205 BC peace treaty ending the First Macedonian War

The Treaty of Phoenice, also known as the Peace of Phoenice, was a treaty ending the First Macedonian War. It was drawn up at Phoenice in 205 BC.

The Greek political balance between Macedon under Philip V and the Aetolian League was upset by the war between Rome and Carthage. Philip, seeking to enhance his position, raised a fleet and sent emissaries to Hannibal, then occupying part of Italy. Fearing that Philip could offer overt military assistance, Rome hoped to confine the Macedonians to the east of the Roman province of Illyria. Between 214 and 212 BC, Philip made two unsuccessful attempts to invade Illyria by sea and halting progress by ground, eventually succeeding in capturing the port of Lissus and gaining the province's capitulation.

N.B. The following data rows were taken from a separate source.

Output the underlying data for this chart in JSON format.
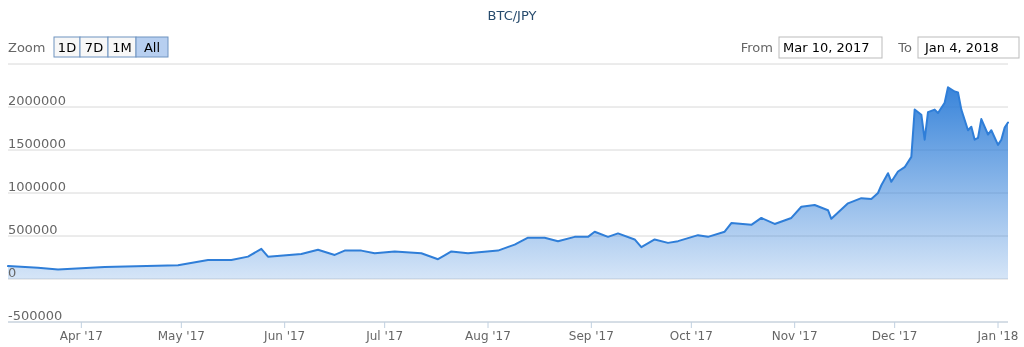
{
  "chart_data": {
    "type": "area",
    "title": "BTC/JPY",
    "annotations": [
      "Zoom",
      "1D",
      "7D",
      "1M",
      "All",
      "From",
      "Mar 10, 2017",
      "To",
      "Jan 4, 2018"
    ],
    "x": [
      "2017-03-10",
      "2017-03-19",
      "2017-03-25",
      "2017-04-08",
      "2017-04-30",
      "2017-05-09",
      "2017-05-16",
      "2017-05-21",
      "2017-05-25",
      "2017-05-27",
      "2017-06-06",
      "2017-06-11",
      "2017-06-16",
      "2017-06-19",
      "2017-06-24",
      "2017-06-28",
      "2017-07-04",
      "2017-07-12",
      "2017-07-17",
      "2017-07-21",
      "2017-07-26",
      "2017-08-04",
      "2017-08-09",
      "2017-08-13",
      "2017-08-18",
      "2017-08-22",
      "2017-08-27",
      "2017-08-31",
      "2017-09-02",
      "2017-09-06",
      "2017-09-09",
      "2017-09-14",
      "2017-09-16",
      "2017-09-20",
      "2017-09-24",
      "2017-09-27",
      "2017-10-03",
      "2017-10-06",
      "2017-10-11",
      "2017-10-13",
      "2017-10-19",
      "2017-10-22",
      "2017-10-26",
      "2017-10-31",
      "2017-11-03",
      "2017-11-07",
      "2017-11-11",
      "2017-11-12",
      "2017-11-17",
      "2017-11-21",
      "2017-11-24",
      "2017-11-26",
      "2017-11-27",
      "2017-11-29",
      "2017-11-30",
      "2017-12-02",
      "2017-12-04",
      "2017-12-06",
      "2017-12-07",
      "2017-12-09",
      "2017-12-10",
      "2017-12-11",
      "2017-12-13",
      "2017-12-14",
      "2017-12-16",
      "2017-12-17",
      "2017-12-19",
      "2017-12-20",
      "2017-12-21",
      "2017-12-23",
      "2017-12-24",
      "2017-12-25",
      "2017-12-26",
      "2017-12-27",
      "2017-12-29",
      "2017-12-30",
      "2018-01-01",
      "2018-01-02",
      "2018-01-03",
      "2018-01-04"
    ],
    "series": [
      {
        "color": "#2f7ed8",
        "values": [
          150000,
          130000,
          110000,
          140000,
          160000,
          220000,
          220000,
          260000,
          350000,
          260000,
          290000,
          340000,
          280000,
          330000,
          330000,
          300000,
          320000,
          300000,
          230000,
          320000,
          300000,
          330000,
          400000,
          480000,
          480000,
          440000,
          490000,
          490000,
          550000,
          490000,
          530000,
          460000,
          370000,
          460000,
          420000,
          440000,
          510000,
          490000,
          550000,
          650000,
          630000,
          710000,
          640000,
          710000,
          840000,
          860000,
          800000,
          700000,
          880000,
          940000,
          930000,
          1000000,
          1090000,
          1230000,
          1130000,
          1250000,
          1300000,
          1420000,
          1970000,
          1910000,
          1620000,
          1940000,
          1970000,
          1930000,
          2050000,
          2230000,
          2180000,
          2170000,
          1970000,
          1730000,
          1770000,
          1620000,
          1640000,
          1860000,
          1680000,
          1730000,
          1560000,
          1620000,
          1760000,
          1820000
        ]
      }
    ],
    "xlim": [
      "2017-03-10",
      "2018-01-04"
    ],
    "xticks": [
      {
        "value": "2017-04-01",
        "label": "Apr '17"
      },
      {
        "value": "2017-05-01",
        "label": "May '17"
      },
      {
        "value": "2017-06-01",
        "label": "Jun '17"
      },
      {
        "value": "2017-07-01",
        "label": "Jul '17"
      },
      {
        "value": "2017-08-01",
        "label": "Aug '17"
      },
      {
        "value": "2017-09-01",
        "label": "Sep '17"
      },
      {
        "value": "2017-10-01",
        "label": "Oct '17"
      },
      {
        "value": "2017-11-01",
        "label": "Nov '17"
      },
      {
        "value": "2017-12-01",
        "label": "Dec '17"
      },
      {
        "value": "2018-01-01",
        "label": "Jan '18"
      }
    ],
    "ylim": [
      -500000,
      2500000
    ],
    "yticks": [
      -500000,
      0,
      500000,
      1000000,
      1500000,
      2000000,
      {
        "value": 2500000,
        "label": null
      }
    ],
    "grid": "y"
  }
}
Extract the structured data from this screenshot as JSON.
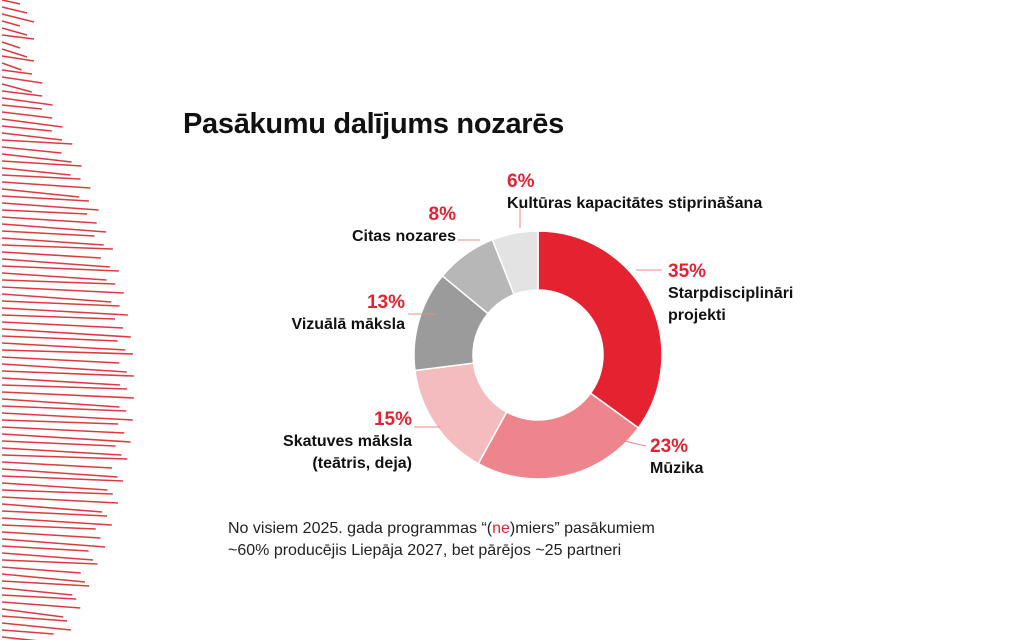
{
  "chart_data": {
    "type": "pie",
    "title": "Pasākumu dalījums nozarēs",
    "categories": [
      "Starpdisciplināri projekti",
      "Mūzika",
      "Skatuves māksla (teātris, deja)",
      "Vizuālā māksla",
      "Citas nozares",
      "Kultūras kapacitātes stiprināšana"
    ],
    "values": [
      35,
      23,
      15,
      13,
      8,
      6
    ],
    "value_labels": [
      "35%",
      "23%",
      "15%",
      "13%",
      "8%",
      "6%"
    ],
    "colors": [
      "#e42230",
      "#ef858c",
      "#f5bcbf",
      "#9b9b9b",
      "#b7b7b7",
      "#e3e3e3"
    ],
    "donut": true
  },
  "footnote": {
    "parts": [
      "No visiem 2025. gada programmas “(",
      "ne",
      ")miers” pasākumiem",
      "~60% producējis Liepāja 2027, bet pārējos ~25 partneri"
    ]
  }
}
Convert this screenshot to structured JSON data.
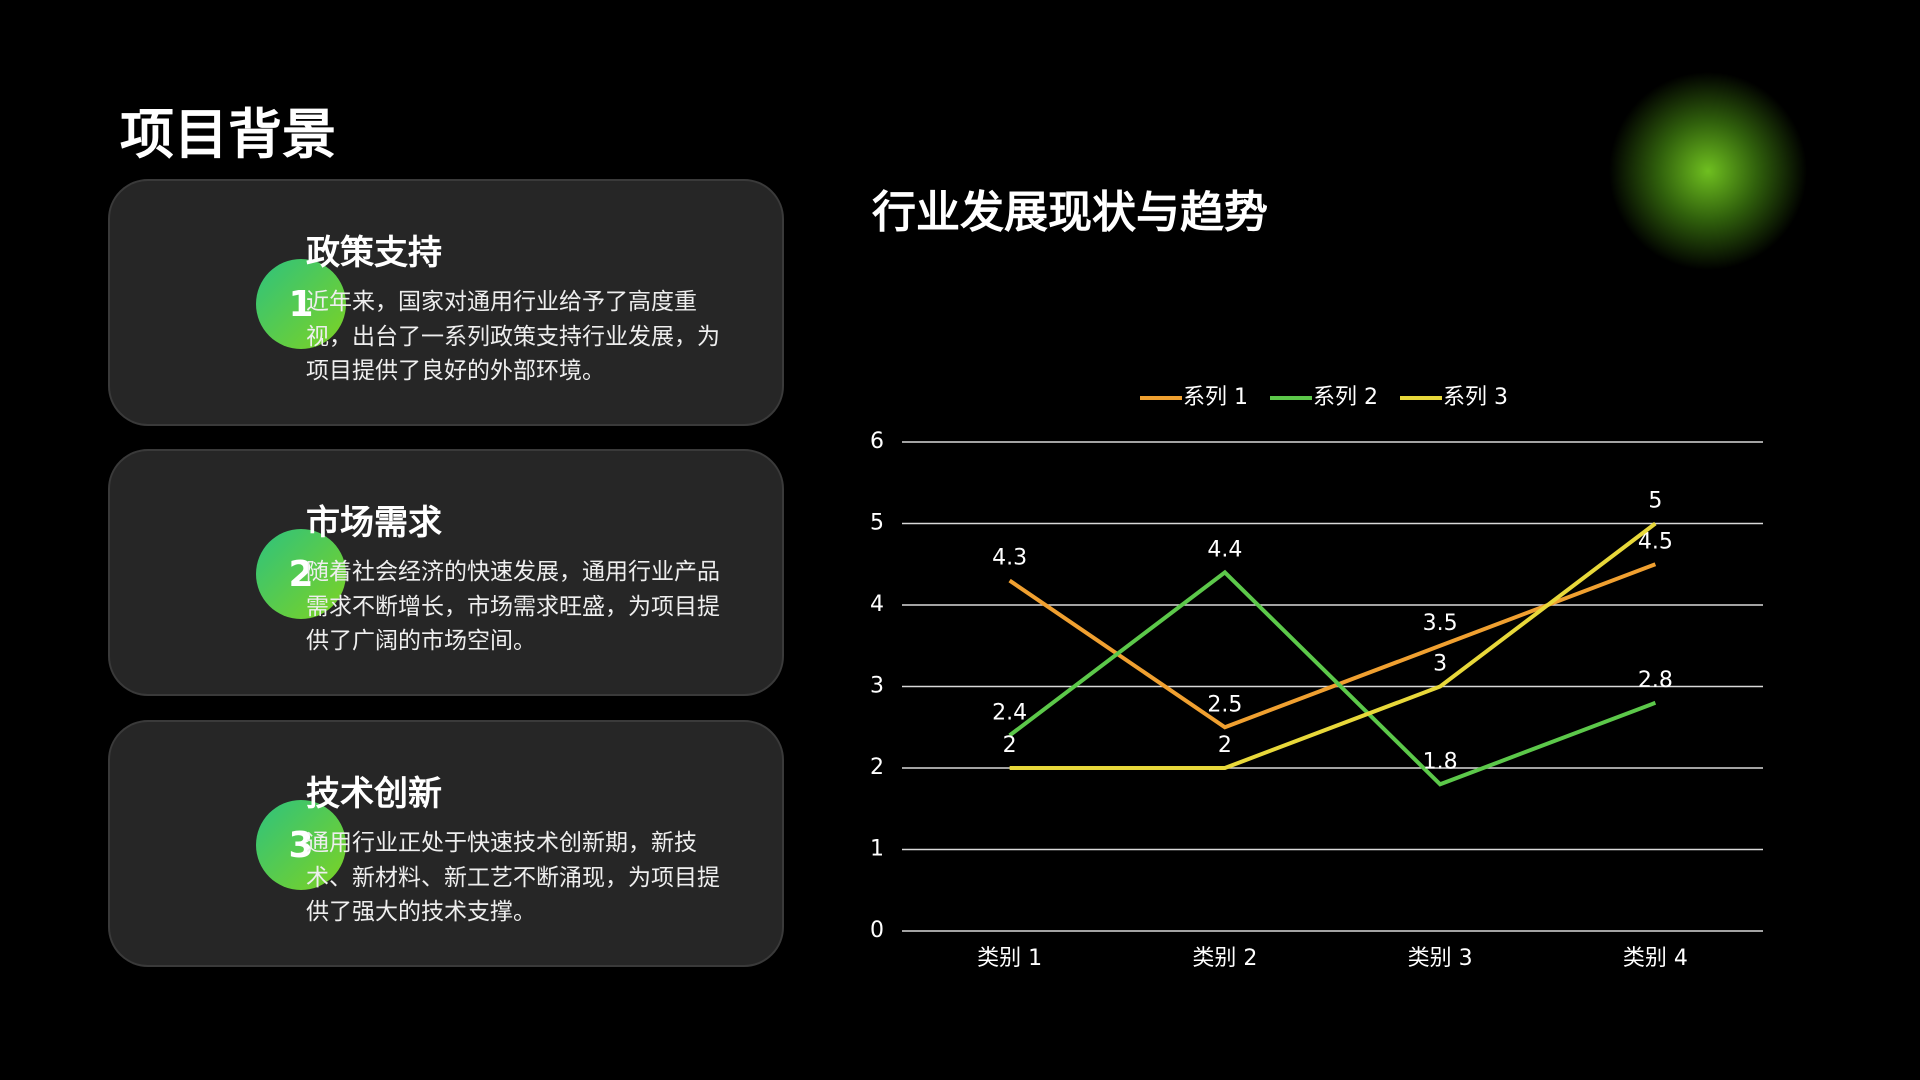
{
  "title": "项目背景",
  "cards": [
    {
      "number": "1",
      "title": "政策支持",
      "body": "近年来，国家对通用行业给予了高度重视，出台了一系列政策支持行业发展，为项目提供了良好的外部环境。"
    },
    {
      "number": "2",
      "title": "市场需求",
      "body": "随着社会经济的快速发展，通用行业产品需求不断增长，市场需求旺盛，为项目提供了广阔的市场空间。"
    },
    {
      "number": "3",
      "title": "技术创新",
      "body": "通用行业正处于快速技术创新期，新技术、新材料、新工艺不断涌现，为项目提供了强大的技术支撑。"
    }
  ],
  "chart_data": {
    "type": "line",
    "title": "行业发展现状与趋势",
    "categories": [
      "类别 1",
      "类别 2",
      "类别 3",
      "类别 4"
    ],
    "series": [
      {
        "name": "系列 1",
        "color": "#f0a030",
        "values": [
          4.3,
          2.5,
          3.5,
          4.5
        ]
      },
      {
        "name": "系列 2",
        "color": "#5cc84a",
        "values": [
          2.4,
          4.4,
          1.8,
          2.8
        ]
      },
      {
        "name": "系列 3",
        "color": "#e8d83a",
        "values": [
          2,
          2,
          3,
          5
        ]
      }
    ],
    "ylim": [
      0,
      6
    ],
    "yticks": [
      0,
      1,
      2,
      3,
      4,
      5,
      6
    ],
    "grid": true,
    "legend": "top"
  }
}
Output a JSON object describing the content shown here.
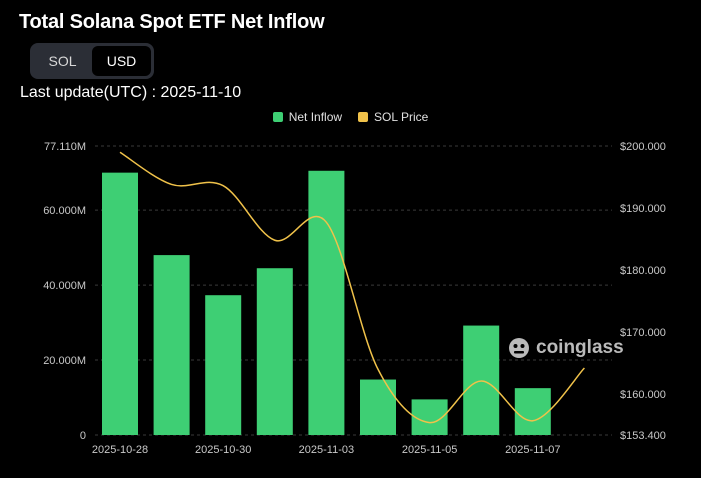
{
  "header": {
    "title": "Total Solana Spot ETF Net Inflow",
    "toggle": {
      "options": [
        "SOL",
        "USD"
      ],
      "selected": "USD"
    },
    "last_update": "Last update(UTC) : 2025-11-10"
  },
  "legend": [
    {
      "label": "Net Inflow",
      "color": "#3ecf74"
    },
    {
      "label": "SOL Price",
      "color": "#f0c24a"
    }
  ],
  "watermark": {
    "text": "coinglass",
    "icon": "coinglass-logo-icon"
  },
  "chart_data": {
    "type": "bar",
    "title": "Total Solana Spot ETF Net Inflow",
    "x_tick_labels": [
      "2025-10-28",
      "2025-10-30",
      "2025-11-03",
      "2025-11-05",
      "2025-11-07"
    ],
    "categories": [
      "2025-10-28",
      "2025-10-29",
      "2025-10-30",
      "2025-10-31",
      "2025-11-03",
      "2025-11-04",
      "2025-11-05",
      "2025-11-06",
      "2025-11-07",
      "2025-11-10"
    ],
    "left_axis": {
      "ticks": [
        "0",
        "20.000M",
        "40.000M",
        "60.000M",
        "77.110M"
      ],
      "min": 0,
      "max": 77.11,
      "unit": "M"
    },
    "right_axis": {
      "ticks": [
        "$153.400",
        "$160.000",
        "$170.000",
        "$180.000",
        "$190.000",
        "$200.000"
      ],
      "min": 153.4,
      "max": 200.0
    },
    "series": [
      {
        "name": "Net Inflow",
        "type": "bar",
        "axis": "left",
        "color": "#3ecf74",
        "values": [
          70.0,
          48.0,
          37.3,
          44.5,
          70.5,
          14.8,
          9.5,
          29.2,
          12.5,
          null
        ]
      },
      {
        "name": "SOL Price",
        "type": "line",
        "axis": "right",
        "color": "#f0c24a",
        "values": [
          199.0,
          193.8,
          193.6,
          184.8,
          187.7,
          164.0,
          155.4,
          162.1,
          155.7,
          164.2
        ]
      }
    ],
    "grid": true,
    "legend_position": "top-center"
  }
}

At this point, Rome was able to spur the Aetolians into an alliance against Philip. For two years the allies warred with Macedonia, achieving minor military victories, and politically gaining more allies from among the Greek city-states. When the Romans retired from the field, Philip's forces advanced against the Aetolians, turning the fortunes of the war. In the end, the Macedonians largely regained their original position, and the Romans and Aetolians were ready to make peace.

The treaty formally acknowledged the favorable position of Macedonia, including the capture of Illyria, but Philip effectively repudiated his alliance with Hannibal. The conditions allowed that Rome would control the Parthinians, Dimallum, Bargulum, and Eugenium, and Macedonia, pending approval of the Senate of Rome, would control Atintania. Other parties to the treaty included Prusias of Bithynia, the Achaeans, the Boeotians, the Thessalians, the Acarnanians, and the Epirots, on the side of Philip, and the Ilians, Attalus, Pleuratus, Nabis of the Lacedaemonians, the Eleans, the Messenians, and Athenians, on the side of Rome.